If a major payments application is making 1,000 changes a week to its codebase, even if those changes are "thoroughly" tested, that indicates a very problematic approach to their foundation architecture as well as their change management processes.

SilverLionApps's avatar

I appreciated this article, but it was disappointing that there's no discussion of how Stripe handles the biggest bottleneck (imo) in this approach -- the code review. Knowing how Stripe handles reviewing those 1,000 PRs /week would be valuable insight. I'm sure I could take guesses at what they do, but I hope there's a follow up article on this topic.

JohnWick's avatar

You are right. Would be a good and vital insight considering that number of PRs. IMO having mostly ran on AI with less human intervention comes down to behavioural and spec review through scenarios vs code review itself. Likely goes within feedback layer stack

Lina Dikhtiaruk's avatar

blueprints mixing deterministic guardrails with agentic loops is the architecture everyone building agent workflows should study

Mitchell Kosowski's avatar

The attended vs. unattended framing is the big deal here. Many are still babysitting AI coding toolswatching every step course-correcting constantly. Stripe skipped ahead to "fire and forget."

Important to note the model isn't what makes it work. It's the years of investment in deterministic environments, strong CI gates, and structured tooling that were built for humans. That infrastructure accidentally became the perfect runway for autonomous agents.

Companies with great developer tooling are now getting compounding returns they never planned for. That's a strong case for investing in infra even when the payoff isn't obvious yet.

Pawel Jozefiak's avatar

1,300 PRs a week from AI agents. The infrastructure behind that must be enormous.

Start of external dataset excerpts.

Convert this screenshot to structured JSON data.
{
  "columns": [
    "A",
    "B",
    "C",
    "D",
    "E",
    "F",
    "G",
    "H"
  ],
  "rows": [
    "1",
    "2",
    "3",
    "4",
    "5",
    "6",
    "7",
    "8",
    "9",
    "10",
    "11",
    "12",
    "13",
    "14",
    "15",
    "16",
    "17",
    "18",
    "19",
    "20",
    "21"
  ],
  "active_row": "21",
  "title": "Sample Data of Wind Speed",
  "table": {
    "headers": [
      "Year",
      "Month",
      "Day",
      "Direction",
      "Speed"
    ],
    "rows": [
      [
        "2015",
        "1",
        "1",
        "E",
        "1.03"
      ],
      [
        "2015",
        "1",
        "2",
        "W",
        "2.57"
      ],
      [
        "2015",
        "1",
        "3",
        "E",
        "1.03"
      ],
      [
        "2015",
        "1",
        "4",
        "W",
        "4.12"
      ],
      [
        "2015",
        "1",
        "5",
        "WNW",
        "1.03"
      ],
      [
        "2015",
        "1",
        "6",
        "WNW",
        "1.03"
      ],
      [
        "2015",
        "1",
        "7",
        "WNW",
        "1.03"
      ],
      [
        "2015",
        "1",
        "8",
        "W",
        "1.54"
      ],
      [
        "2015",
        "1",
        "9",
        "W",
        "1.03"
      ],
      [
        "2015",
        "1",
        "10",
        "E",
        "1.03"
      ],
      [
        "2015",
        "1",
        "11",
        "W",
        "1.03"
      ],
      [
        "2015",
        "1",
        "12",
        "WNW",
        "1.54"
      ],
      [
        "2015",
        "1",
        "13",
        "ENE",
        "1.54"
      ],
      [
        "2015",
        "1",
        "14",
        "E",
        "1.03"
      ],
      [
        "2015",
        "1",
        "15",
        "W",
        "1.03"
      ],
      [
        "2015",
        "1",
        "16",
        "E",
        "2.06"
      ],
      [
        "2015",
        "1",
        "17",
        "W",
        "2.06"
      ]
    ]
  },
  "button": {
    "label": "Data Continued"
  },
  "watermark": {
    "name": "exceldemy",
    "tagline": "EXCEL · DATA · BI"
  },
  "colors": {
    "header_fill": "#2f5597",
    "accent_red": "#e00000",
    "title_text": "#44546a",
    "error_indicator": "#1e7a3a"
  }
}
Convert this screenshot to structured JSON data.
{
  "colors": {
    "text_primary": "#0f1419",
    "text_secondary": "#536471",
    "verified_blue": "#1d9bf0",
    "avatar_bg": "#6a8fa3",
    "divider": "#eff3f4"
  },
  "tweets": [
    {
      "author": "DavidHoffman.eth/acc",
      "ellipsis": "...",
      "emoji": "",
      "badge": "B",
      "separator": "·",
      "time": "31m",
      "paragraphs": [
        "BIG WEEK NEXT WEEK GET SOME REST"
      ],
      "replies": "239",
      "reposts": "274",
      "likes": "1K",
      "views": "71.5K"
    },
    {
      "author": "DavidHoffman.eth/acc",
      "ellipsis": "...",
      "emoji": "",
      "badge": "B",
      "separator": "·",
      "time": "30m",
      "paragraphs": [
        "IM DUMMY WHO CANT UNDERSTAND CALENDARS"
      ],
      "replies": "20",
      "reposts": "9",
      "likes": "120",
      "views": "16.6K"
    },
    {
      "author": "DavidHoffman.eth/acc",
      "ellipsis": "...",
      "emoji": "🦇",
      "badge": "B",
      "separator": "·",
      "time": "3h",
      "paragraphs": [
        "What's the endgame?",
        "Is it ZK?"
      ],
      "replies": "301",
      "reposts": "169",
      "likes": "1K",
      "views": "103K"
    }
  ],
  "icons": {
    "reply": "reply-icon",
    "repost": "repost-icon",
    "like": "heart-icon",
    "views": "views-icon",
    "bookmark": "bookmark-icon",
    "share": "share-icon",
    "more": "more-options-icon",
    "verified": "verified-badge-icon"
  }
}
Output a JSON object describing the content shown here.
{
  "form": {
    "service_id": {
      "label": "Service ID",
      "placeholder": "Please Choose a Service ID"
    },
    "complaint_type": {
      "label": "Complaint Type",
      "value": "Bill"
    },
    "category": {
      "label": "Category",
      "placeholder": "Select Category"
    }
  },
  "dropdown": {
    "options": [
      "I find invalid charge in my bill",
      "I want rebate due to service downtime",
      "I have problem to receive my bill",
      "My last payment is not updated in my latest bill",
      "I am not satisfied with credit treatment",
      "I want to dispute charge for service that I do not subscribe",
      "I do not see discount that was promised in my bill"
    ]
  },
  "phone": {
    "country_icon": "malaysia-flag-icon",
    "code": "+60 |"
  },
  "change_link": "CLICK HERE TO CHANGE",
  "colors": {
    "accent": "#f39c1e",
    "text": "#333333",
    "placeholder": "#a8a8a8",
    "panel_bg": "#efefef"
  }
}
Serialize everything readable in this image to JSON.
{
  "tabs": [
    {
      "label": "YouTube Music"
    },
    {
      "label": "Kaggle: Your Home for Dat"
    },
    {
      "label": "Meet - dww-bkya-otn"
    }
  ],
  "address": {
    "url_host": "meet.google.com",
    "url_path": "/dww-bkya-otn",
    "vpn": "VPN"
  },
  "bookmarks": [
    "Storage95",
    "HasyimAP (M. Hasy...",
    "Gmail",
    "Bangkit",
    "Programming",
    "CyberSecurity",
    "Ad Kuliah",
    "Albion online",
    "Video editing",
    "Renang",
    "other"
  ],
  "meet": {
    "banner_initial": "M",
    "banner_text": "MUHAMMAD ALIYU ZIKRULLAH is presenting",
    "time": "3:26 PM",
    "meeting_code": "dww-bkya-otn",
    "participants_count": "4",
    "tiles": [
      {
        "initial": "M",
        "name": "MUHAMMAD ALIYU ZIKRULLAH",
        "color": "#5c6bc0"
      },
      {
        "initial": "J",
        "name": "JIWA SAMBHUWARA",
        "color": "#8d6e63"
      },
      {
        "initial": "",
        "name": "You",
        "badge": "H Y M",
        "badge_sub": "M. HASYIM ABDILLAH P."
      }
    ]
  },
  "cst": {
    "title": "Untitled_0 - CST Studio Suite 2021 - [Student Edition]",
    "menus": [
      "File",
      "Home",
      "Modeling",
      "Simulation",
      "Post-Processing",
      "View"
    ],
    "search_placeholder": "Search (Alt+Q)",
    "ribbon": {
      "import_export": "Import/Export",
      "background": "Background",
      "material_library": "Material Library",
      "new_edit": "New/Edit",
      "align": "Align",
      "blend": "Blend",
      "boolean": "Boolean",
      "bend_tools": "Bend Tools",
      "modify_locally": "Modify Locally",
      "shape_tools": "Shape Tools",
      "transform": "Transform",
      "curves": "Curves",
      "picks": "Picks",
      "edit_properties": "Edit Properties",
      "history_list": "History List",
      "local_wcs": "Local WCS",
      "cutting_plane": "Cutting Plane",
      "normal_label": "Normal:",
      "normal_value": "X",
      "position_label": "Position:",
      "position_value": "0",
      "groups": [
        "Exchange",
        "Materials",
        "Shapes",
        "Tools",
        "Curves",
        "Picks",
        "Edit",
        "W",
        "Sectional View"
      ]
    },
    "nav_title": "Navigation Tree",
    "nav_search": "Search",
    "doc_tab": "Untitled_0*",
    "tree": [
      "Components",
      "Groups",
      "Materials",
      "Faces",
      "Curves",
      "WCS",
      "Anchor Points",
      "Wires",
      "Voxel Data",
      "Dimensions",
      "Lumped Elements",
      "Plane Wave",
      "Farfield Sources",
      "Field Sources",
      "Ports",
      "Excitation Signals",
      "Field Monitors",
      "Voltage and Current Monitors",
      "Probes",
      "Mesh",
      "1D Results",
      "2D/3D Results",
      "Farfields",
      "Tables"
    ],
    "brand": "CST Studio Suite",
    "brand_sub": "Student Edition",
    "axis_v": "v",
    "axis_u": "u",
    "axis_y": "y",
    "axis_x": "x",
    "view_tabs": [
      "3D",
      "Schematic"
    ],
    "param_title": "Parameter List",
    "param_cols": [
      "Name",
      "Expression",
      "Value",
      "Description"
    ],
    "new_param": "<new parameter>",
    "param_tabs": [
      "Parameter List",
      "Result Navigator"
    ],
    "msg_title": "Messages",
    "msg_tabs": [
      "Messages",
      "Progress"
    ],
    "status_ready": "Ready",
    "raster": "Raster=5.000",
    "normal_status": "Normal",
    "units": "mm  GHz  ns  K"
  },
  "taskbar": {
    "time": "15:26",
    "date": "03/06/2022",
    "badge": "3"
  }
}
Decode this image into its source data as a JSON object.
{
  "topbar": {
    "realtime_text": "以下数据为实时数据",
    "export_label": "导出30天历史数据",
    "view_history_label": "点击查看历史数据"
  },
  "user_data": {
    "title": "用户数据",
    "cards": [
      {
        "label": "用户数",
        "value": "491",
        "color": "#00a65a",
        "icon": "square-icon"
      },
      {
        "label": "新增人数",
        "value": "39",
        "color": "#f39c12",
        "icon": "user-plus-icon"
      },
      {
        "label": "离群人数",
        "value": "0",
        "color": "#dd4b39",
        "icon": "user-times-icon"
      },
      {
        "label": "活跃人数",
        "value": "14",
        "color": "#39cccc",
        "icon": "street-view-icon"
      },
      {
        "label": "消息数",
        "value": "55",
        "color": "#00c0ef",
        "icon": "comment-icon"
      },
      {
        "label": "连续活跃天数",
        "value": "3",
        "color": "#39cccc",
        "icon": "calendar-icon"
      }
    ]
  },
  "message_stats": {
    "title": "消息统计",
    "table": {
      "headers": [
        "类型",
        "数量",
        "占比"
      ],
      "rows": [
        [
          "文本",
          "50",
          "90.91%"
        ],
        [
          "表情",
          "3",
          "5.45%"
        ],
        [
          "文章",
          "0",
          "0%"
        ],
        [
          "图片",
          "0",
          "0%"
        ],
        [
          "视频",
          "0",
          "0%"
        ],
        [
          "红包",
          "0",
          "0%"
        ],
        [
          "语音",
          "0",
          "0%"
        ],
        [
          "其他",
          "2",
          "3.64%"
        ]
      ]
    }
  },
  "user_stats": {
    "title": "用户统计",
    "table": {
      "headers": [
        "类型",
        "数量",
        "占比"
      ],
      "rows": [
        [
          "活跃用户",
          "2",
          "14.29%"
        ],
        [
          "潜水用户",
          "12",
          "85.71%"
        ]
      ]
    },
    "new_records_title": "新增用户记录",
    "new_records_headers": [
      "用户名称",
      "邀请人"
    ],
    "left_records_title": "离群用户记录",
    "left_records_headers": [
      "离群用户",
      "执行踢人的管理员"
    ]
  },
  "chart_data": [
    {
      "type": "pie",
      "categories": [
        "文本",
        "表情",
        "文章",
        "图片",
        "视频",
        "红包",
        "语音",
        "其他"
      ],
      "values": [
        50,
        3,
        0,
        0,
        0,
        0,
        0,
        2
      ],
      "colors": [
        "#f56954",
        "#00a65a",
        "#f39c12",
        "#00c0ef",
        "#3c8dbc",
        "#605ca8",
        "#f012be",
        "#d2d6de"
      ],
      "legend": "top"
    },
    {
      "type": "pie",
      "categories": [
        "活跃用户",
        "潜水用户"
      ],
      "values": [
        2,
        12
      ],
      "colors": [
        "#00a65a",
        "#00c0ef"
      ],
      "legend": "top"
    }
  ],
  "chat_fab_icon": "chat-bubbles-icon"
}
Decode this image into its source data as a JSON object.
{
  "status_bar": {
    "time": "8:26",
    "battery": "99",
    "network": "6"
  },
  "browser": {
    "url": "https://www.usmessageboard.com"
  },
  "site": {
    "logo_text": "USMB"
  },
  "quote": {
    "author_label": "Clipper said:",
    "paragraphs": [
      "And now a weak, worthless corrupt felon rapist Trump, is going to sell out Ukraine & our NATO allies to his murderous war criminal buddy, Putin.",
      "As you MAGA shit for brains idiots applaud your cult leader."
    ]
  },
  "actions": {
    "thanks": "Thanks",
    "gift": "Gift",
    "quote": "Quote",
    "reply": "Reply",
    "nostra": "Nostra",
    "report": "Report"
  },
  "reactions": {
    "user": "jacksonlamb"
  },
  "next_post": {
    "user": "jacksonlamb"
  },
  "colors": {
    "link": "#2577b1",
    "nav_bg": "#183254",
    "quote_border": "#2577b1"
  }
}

I run a single AI agent on a dedicated Mac Mini and even that required serious infrastructure work. Display permissions for headless operation, virtual displays for screen access, 25 LaunchAgents running background services. And that's for one agent.

The coordination problem Stripe solved is what interests me most. When you scale agents, the bottleneck isn't capability. It's environment management. Each agent needs its own context, permissions, and state. Multiply that by hundreds and you need a whole platform team just for agents.

Makes me wonder how many of those 1,300 PRs are fixing issues from other agent PRs. At scale, agent-to-agent coordination is the real challenge.